Through seeking to extend this collective solidarity and support to every crux and corner of the academy, United in Colour has embarked on various formal and informal projects since its inception to collect the narratives and perspectives of racialized students. In 2019, UIC partnered with Dr. Ameil Joseph and the MacPherson Institute to document, explore, and mobilize the stories and experiences of students of colour that have repeatedly echoed in the halls of McMaster University. It was our goal to shift away from a mere collection of these stories to tangible, informed actions that result in material changes enhancing and promoting student experience and learning. These stories need to be heard, recognized, and taken up by stakeholders and people of power within dominant/majoritarian pedagogical practices and structures to create tangible and instrumental change, which was the core inspiration in the production of our project. From this partnership and these shared reflections, Learning in Colour was created.
What is shared amongst students of colour is the common understanding that these experiences are not siloed within individual departments, faculties, or university campuses; rather, this is a shared concern across academic institutions on a broader scale. Further, students have voiced these concerns, experiences, and insights for decades; they have been documented, investigated, and proven by student advocacy efforts (e.g. United in Colour, McMaster Womanists, the Pride Community Centre, the Women and Gender Equity Network, etc.), student-faculty collaborations (e.g. the Race, Racism, and Racialization [R3] Working Group of the President’s Advisory Committee on Building an Inclusive Community [PACBIC], the RACE Report, this project, etc.), and research reports, articles, and roundtable discussions.
These narratives can no longer sit in the shadows while the continuous effects of racism within university teaching continue to flourish. There is a strong need for change and a shift in responsibility and accountability. Bringing these narratives and stories to light is a necessary precursor to disrupting the foundation of systemic racism that academic institutions are built on, which United in Colour continues to centre in their work.
About Learning in Colour
Emerging from United in Colour’s partnership with the MacPherson Insitute, Learning in Colour serves as a medium for knowledge mobilization and translation of the major findings of the research project.

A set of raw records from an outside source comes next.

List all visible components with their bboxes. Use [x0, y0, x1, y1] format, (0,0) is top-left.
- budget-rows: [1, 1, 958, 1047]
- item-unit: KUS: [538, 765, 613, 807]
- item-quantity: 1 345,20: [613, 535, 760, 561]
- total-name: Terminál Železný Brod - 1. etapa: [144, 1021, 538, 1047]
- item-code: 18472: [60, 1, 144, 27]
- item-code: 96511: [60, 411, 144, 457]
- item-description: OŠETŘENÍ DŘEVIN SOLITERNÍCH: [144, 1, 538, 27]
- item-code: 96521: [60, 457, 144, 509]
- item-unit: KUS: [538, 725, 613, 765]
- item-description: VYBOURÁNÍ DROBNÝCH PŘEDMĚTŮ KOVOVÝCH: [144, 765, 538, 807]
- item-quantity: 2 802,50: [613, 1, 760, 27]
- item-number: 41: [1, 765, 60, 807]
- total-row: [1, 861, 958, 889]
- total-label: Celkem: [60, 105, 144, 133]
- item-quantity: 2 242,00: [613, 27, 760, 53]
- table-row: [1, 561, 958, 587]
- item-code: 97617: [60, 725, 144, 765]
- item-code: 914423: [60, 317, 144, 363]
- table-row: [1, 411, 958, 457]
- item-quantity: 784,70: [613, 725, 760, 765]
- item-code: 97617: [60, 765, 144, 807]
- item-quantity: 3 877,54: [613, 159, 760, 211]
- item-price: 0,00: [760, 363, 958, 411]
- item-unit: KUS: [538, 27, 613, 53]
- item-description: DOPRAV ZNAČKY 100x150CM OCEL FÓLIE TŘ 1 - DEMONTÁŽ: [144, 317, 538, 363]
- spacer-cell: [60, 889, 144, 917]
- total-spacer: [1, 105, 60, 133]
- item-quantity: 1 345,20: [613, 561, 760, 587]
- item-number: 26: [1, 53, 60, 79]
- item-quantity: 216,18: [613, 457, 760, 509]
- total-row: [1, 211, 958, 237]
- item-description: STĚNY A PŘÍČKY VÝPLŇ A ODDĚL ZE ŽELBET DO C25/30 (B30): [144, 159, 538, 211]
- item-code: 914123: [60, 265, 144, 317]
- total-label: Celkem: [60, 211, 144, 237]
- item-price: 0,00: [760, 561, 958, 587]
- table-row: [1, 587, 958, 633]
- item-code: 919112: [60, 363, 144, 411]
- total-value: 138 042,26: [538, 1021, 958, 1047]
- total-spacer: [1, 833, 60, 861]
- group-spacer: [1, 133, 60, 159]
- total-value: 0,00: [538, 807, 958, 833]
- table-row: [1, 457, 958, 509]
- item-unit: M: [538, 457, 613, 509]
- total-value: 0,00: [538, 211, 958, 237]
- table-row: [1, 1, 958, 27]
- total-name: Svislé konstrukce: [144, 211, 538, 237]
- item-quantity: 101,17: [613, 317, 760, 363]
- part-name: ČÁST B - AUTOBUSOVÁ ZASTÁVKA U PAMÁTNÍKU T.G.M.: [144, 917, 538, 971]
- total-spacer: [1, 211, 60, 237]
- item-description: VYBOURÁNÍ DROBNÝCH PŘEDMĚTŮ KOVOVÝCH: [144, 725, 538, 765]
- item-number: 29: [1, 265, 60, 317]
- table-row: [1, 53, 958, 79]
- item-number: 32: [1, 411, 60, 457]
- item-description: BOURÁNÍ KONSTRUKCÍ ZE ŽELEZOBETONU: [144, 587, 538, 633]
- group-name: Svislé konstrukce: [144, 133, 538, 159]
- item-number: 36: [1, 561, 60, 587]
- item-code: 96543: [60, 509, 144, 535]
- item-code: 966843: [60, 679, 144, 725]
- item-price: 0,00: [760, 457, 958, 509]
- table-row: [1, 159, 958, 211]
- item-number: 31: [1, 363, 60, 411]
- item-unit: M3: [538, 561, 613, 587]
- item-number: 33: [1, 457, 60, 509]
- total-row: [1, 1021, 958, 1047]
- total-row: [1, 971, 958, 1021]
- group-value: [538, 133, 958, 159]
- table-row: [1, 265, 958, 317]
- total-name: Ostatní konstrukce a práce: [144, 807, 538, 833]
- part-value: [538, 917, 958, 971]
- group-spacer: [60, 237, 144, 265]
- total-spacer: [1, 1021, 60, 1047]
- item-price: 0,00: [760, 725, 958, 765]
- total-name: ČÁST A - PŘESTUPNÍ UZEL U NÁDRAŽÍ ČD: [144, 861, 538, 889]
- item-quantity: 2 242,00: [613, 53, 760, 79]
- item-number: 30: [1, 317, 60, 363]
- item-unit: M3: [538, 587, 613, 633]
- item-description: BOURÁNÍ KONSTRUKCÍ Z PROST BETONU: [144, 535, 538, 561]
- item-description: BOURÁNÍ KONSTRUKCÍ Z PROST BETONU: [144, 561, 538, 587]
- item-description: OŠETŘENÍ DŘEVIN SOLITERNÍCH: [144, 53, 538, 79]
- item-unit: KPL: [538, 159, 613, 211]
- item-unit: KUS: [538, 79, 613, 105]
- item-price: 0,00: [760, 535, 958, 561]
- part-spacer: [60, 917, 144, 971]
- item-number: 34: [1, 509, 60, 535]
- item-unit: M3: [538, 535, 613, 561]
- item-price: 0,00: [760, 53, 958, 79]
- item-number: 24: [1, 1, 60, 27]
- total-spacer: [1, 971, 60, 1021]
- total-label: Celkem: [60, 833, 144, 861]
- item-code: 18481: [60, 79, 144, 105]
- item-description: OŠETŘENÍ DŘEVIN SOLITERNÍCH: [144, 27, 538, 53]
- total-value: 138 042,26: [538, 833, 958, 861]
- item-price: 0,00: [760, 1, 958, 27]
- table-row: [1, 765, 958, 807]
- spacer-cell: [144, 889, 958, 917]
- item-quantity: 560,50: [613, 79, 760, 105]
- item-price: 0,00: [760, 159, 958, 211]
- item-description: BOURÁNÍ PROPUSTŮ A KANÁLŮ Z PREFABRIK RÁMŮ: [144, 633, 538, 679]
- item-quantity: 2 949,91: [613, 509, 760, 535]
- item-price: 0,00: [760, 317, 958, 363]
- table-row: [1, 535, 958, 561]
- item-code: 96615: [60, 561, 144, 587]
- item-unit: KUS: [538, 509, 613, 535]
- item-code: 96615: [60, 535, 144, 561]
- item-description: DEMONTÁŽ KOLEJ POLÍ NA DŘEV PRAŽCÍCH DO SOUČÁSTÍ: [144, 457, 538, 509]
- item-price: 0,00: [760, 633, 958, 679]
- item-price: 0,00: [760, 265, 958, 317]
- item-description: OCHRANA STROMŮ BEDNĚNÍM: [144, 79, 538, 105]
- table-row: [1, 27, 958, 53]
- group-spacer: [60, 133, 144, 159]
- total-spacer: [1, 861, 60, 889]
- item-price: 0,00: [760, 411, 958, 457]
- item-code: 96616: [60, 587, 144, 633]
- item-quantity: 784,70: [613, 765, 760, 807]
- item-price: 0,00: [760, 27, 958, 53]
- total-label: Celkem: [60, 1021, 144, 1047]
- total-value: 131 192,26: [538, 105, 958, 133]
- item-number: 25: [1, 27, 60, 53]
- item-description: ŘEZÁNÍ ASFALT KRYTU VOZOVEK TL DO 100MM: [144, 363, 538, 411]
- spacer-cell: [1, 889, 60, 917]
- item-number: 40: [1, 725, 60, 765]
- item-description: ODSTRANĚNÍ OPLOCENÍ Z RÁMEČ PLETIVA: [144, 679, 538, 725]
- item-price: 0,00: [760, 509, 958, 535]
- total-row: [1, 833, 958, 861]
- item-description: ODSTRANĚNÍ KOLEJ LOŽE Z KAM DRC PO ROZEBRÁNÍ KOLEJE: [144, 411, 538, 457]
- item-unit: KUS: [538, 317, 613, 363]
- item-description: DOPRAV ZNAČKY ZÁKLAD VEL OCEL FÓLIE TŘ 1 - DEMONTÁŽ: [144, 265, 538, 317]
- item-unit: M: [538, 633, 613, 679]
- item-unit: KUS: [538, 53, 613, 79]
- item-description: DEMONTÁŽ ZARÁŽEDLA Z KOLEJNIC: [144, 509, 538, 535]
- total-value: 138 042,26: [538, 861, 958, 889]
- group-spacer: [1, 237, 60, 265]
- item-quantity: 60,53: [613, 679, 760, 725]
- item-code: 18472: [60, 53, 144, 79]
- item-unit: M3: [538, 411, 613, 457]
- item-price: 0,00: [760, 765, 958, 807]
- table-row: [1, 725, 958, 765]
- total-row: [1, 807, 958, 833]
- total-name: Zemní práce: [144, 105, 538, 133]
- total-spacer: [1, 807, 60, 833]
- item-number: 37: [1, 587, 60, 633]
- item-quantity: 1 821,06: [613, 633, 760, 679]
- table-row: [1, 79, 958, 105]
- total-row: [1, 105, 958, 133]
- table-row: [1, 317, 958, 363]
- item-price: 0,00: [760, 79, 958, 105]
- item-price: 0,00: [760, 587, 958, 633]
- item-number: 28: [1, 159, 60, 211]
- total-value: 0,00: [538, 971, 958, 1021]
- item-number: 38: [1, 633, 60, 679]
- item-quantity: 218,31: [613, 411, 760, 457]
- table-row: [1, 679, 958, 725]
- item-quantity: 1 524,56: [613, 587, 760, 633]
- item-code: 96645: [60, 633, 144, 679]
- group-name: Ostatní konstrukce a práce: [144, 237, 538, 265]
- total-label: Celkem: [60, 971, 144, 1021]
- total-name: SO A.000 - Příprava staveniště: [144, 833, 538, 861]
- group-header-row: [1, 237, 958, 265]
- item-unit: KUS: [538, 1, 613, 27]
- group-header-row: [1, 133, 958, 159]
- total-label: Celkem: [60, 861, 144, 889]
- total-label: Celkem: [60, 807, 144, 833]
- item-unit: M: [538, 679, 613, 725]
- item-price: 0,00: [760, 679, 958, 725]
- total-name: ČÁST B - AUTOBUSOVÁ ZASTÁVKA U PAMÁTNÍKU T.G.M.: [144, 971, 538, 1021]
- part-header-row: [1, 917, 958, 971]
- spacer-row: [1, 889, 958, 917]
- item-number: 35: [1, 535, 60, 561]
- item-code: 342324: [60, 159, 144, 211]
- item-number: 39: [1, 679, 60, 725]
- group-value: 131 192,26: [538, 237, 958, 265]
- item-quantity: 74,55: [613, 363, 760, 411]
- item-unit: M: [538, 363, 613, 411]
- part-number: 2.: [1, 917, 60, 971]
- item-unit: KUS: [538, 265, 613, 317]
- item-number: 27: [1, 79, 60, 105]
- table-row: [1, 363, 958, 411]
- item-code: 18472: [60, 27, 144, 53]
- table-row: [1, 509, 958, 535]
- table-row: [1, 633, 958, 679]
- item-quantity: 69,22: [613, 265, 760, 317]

Specifically, with the support of the MacPherson Institute’s Student Partners Program and the McMaster Okanagan Charter’s Special Project Funding, we conducted a focus group with Black, Indigenous, and racialized students at McMaster University to explore their perspectives, experiences, and recommendations for enhancing student safety in the classroom and on campus more broadly. To supplement this work and produce a fulsome resource, we also drew upon previously collected data derived from former UIC-led projects, including Roché Keane’s RACE Report and Glenda Vanderleeuw’s Suggestion Box in the School of Social Work, and existing literature on the subject.
Learning in Colour consolidates information, recommendations, and resources about creating safety in the classroom and within the institution that could be integrated into a variety of course outlines and formats across the university. It is important to recognize that the content of this site centres and is informed by the experiences and suggestions of racialized students from our study and from the work of those who came before us.
The content of the site is organized as follows:
- Background about the project, collaborators, United in Colour, and context leading to the project (you are here right now!),
- Core themes identified by racialized students in our study about their experiences on campus,
- Guidance for instructors and TAs about how they can make their classroom spaces safer and more inclusive,
- Guidance for student peers and allies about how they can make their classes safer and more inclusive,
- Guidance for the academic institution about what can be done to make campus safer and more inclusive,
- Guidance and supports for racialized students about how they can support each other, engage in self-advocacy, connect with on- and off-campus resources, and navigate complaint resolution, and
- Resources for learning more and getting involved.
NOTE: This website may disrupt the way you have been socialized to think, feel, interact, identify, teach, and delegate. It may bring about feelings of fragility, discomfort, anger, resentment, and/or confusion. However, moving through and reflecting on the content and the emotions that may arise is a necessary modality that can better facilitate critical reflection and, ultimately, critical allyship and solidarity. So we invite you to begin your journey to institutional and pedagogical allyship because, as the pedagogical pendulum continues to swing in hopes of creating inclusion, safety, and change, so does the academic future of students of colour. Your consideration and acknowledgement of racial dynamics and tensions in the classroom and within pedagogy at large can offer much-needed balance. Welcome to Learning in Colour!